2. Les thématiques gravées : physique, éthique et politique
Le mur est divisé en sections traitant des grands axes de l’épicurisme :
* Physique : Les fondements matérialistes de l’univers sont exposés. Le monde est composé d’atomes et de vide. Diogène confirme l’idée du clinamen (la déviation aléatoire des atomes), garantissant la liberté et le hasard dans l’univers.
* Éthique : Fidèle à Épicure, Diogène enseigne la quête de l’ataraxie (absence de troubles) et l’aponie (absence de douleurs). Il rappelle la hiérarchie des désirs :
* Désirs naturels et nécessaires (boire, manger).
* Désirs naturels mais non nécessaires (plaisirs raffinés).
* Désirs non naturels et non nécessaires (pouvoir, richesse, gloire).
* Politique : Diogène introduit des idées politiques rares chez les épicuriens. Il propose une utopie pacifique, où les hommes vivraient sans armes, sans fortifications, dans la paix et la prospérité, guidés par les principes épicuriens de modération et de justice.
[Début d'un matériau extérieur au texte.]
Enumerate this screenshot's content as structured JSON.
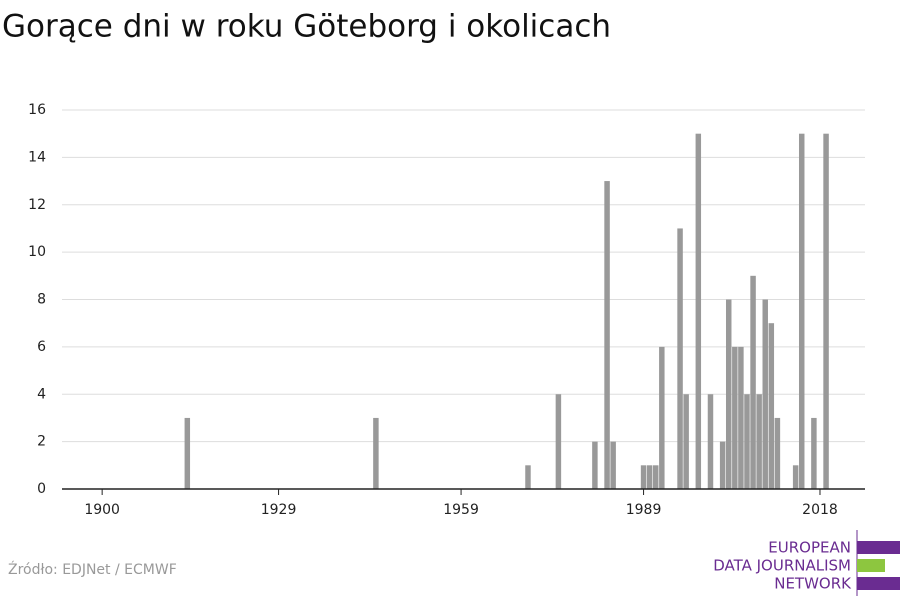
{
  "chart_data": {
    "type": "bar",
    "title": "Gorące dni w roku Göteborg i okolicach",
    "x": [
      1914,
      1945,
      1970,
      1975,
      1981,
      1983,
      1984,
      1989,
      1990,
      1991,
      1992,
      1995,
      1996,
      1998,
      2000,
      2002,
      2003,
      2004,
      2005,
      2006,
      2007,
      2008,
      2009,
      2010,
      2011,
      2014,
      2015,
      2017,
      2019
    ],
    "values": [
      3,
      3,
      1,
      4,
      2,
      13,
      2,
      1,
      1,
      1,
      6,
      11,
      4,
      15,
      4,
      2,
      8,
      6,
      6,
      4,
      9,
      4,
      8,
      7,
      3,
      1,
      15,
      3,
      15
    ],
    "color": "#999999",
    "xlim": [
      1893.4,
      2025.4
    ],
    "xticks": [
      1900,
      1929,
      1959,
      1989,
      2018
    ],
    "ylim": [
      0,
      16
    ],
    "yticks": [
      0,
      2,
      4,
      6,
      8,
      10,
      12,
      14,
      16
    ],
    "grid": true,
    "source": "Źródło: EDJNet / ECMWF"
  },
  "logo": {
    "lines": [
      "EUROPEAN",
      "DATA JOURNALISM",
      "NETWORK"
    ]
  }
}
3. L’éloge de la vieillesse, du loisir et du sourire
* Diogène d’Oenanda se distingue par son éloge de la vieillesse : loin de la percevoir comme un déclin, il la valorise pour la sagesse et la tranquillité qu’elle apporte, marquant la fin des passions tumultueuses.
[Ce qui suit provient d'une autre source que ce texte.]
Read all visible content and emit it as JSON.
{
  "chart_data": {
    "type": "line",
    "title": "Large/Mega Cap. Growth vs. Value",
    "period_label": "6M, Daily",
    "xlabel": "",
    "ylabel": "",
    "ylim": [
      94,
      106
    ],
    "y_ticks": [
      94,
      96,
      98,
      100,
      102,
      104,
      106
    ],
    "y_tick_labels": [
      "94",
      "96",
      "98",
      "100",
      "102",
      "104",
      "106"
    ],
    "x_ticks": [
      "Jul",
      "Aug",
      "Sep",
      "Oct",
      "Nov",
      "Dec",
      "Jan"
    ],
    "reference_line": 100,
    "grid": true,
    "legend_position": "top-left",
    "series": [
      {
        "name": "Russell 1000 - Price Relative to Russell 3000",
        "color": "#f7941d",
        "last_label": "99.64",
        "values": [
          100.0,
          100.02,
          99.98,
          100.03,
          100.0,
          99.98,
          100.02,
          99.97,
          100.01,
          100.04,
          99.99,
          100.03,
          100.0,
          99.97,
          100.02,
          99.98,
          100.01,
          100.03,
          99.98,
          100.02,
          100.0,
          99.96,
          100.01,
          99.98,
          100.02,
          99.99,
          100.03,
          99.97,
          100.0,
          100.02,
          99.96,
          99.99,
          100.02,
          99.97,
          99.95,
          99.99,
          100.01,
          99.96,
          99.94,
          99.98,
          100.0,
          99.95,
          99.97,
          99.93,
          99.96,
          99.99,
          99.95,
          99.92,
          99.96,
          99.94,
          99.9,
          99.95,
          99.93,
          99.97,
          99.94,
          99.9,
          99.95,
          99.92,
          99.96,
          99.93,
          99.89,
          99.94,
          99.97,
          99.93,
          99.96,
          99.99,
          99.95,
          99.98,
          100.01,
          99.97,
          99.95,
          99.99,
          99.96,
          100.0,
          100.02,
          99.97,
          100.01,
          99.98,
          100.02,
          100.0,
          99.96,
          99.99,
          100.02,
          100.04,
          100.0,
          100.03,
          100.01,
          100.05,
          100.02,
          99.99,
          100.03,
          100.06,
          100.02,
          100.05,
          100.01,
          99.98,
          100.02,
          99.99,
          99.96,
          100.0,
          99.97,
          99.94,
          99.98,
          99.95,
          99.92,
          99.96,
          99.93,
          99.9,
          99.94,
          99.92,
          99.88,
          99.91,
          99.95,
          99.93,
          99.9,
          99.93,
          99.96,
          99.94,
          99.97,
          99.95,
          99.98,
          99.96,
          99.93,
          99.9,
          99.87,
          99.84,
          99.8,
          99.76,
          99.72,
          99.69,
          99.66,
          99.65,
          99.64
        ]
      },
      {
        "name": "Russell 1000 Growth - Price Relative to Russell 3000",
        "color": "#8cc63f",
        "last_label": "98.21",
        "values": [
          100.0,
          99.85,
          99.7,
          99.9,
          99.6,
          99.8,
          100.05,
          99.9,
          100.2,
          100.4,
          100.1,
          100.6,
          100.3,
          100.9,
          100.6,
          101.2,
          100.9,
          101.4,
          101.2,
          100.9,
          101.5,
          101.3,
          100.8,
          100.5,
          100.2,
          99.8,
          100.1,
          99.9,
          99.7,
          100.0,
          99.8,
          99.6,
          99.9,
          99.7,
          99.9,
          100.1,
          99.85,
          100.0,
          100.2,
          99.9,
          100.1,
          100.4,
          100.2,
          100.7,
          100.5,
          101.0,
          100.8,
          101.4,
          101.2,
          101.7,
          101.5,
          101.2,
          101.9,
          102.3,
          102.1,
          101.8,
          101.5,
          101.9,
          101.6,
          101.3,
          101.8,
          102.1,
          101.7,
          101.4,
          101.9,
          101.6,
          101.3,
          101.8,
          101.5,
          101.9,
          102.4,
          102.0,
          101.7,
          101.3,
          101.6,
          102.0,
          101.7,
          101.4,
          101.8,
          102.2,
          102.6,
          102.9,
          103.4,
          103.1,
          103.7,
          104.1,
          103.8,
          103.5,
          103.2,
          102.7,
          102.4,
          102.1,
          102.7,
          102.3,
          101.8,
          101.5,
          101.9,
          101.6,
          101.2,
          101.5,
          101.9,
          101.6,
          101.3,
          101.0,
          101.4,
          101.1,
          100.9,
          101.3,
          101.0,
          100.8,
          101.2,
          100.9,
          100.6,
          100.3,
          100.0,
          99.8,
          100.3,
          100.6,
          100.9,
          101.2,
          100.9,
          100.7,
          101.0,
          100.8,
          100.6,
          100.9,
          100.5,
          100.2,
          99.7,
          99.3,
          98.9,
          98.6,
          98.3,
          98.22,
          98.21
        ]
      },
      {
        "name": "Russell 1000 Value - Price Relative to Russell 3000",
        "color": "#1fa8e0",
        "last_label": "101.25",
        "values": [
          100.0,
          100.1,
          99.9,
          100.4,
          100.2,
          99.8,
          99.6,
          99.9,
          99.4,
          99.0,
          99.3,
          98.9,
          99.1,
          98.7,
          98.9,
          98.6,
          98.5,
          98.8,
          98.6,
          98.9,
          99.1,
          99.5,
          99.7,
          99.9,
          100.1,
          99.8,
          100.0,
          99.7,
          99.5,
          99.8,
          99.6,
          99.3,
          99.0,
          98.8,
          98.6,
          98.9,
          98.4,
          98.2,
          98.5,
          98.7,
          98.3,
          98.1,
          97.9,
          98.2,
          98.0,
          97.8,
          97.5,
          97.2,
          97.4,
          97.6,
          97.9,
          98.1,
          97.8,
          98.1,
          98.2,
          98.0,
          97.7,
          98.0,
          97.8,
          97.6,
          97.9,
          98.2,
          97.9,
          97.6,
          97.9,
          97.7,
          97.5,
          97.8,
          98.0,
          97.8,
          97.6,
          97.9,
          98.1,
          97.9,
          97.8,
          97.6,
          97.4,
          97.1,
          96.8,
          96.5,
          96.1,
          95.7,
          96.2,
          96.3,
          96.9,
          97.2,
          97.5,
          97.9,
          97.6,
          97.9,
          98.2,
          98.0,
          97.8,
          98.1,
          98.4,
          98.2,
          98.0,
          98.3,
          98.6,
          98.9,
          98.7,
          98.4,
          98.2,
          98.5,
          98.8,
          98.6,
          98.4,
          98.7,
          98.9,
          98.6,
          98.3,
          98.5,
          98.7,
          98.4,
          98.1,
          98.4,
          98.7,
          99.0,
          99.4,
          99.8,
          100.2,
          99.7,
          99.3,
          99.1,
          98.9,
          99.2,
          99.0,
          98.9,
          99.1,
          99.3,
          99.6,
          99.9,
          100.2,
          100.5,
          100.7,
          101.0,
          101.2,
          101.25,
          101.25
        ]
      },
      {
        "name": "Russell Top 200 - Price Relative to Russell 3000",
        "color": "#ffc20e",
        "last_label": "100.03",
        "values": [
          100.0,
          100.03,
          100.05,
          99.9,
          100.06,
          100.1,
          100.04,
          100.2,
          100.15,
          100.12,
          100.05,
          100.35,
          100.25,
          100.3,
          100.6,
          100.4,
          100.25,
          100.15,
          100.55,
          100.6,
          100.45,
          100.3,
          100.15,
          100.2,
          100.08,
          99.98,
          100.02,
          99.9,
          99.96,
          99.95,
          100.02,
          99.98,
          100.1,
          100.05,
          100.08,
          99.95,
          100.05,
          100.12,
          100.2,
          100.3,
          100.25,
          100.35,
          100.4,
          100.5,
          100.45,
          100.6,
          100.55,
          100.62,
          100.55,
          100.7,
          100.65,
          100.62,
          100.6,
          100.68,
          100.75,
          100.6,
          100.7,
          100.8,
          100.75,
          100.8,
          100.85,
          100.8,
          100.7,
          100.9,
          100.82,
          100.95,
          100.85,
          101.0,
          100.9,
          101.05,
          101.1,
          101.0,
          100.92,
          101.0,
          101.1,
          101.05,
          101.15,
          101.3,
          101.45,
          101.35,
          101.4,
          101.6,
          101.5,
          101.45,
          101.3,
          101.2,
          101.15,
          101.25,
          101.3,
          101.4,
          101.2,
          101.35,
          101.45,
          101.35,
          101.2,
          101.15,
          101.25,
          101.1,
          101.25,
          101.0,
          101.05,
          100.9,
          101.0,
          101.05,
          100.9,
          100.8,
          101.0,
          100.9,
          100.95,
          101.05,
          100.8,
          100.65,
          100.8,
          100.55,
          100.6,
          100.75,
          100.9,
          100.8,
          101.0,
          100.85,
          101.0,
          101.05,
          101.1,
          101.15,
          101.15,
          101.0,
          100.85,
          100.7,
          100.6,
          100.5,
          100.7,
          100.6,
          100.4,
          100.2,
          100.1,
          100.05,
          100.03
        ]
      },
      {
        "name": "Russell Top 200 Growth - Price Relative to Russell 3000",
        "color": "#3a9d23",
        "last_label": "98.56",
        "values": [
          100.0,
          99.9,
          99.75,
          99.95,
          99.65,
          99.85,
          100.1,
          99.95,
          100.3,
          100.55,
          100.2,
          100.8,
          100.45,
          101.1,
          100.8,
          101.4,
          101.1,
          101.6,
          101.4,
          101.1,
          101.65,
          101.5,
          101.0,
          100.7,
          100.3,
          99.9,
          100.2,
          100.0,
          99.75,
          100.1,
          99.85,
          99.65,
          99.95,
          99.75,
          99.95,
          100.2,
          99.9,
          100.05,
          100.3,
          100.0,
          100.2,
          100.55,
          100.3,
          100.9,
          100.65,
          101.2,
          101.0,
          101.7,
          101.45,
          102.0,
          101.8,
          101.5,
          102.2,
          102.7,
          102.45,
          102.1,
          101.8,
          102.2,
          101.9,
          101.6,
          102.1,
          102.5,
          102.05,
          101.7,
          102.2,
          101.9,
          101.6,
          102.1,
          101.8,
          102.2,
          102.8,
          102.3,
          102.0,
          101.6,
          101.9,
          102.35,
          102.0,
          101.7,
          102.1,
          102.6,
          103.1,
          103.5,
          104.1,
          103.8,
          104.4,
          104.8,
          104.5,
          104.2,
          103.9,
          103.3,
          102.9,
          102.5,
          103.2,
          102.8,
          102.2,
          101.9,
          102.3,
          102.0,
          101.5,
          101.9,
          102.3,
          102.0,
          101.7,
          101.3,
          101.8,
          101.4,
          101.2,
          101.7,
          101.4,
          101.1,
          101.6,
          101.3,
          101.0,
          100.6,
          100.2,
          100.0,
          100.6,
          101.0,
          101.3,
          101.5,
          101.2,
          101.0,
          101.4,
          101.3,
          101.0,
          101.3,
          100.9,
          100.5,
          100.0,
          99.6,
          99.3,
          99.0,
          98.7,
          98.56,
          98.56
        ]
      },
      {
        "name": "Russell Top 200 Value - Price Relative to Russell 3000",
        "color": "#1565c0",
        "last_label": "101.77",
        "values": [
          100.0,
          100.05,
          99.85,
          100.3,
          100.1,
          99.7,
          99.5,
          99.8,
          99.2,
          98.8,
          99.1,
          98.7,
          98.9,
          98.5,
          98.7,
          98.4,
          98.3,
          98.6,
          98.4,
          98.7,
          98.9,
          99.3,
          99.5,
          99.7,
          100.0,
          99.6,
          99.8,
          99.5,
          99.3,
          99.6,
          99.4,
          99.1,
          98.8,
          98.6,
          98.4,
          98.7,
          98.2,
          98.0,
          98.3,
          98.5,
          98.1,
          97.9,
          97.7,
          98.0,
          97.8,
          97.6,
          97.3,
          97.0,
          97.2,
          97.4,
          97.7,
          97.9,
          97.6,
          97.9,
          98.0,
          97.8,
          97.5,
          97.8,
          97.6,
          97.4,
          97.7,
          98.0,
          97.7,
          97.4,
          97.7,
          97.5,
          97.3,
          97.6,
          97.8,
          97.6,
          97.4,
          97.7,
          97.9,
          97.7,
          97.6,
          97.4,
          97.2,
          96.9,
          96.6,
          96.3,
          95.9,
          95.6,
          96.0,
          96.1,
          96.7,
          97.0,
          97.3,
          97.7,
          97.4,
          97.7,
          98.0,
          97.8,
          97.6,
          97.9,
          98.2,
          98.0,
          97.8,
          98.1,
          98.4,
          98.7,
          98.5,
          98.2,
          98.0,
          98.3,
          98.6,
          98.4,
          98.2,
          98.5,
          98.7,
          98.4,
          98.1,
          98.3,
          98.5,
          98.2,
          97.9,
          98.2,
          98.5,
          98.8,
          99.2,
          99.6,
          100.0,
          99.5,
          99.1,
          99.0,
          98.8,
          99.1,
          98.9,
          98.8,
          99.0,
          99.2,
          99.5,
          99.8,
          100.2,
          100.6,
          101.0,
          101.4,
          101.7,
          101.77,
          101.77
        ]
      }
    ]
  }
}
* Il célèbre également l’otium (le loisir), vu non comme un temps vide mais comme un espace privilégié pour la contemplation, la philosophie et la construction de soi. Cette notion s’oppose au negotium (les affaires), jugé aliénant.
* Diogène fait l’éloge du sourire, une originalité dans la philosophie antique. Le sourire, selon lui, est le reflet d’une âme apaisée et heureuse. Il recommande même de représenter les dieux en train de sourire, témoignant de leur béatitude et invitant les humains à les imiter.
4. L’utopie épicurienne de Diogène d’Oenanda
* Diogène est l’un des rares épicuriens à proposer une véritable utopie politique. Il imagine une société mondiale sans frontières, basée sur l’amitié, la paix et la justice.
* Cette utopie s’oppose à la République de Platon, qui repose sur des castes et la hiérarchie. Chez Diogène, la cité idéale est ouverte, sans distinctions sociales ni lois oppressives, où les hommes vivent en harmonie.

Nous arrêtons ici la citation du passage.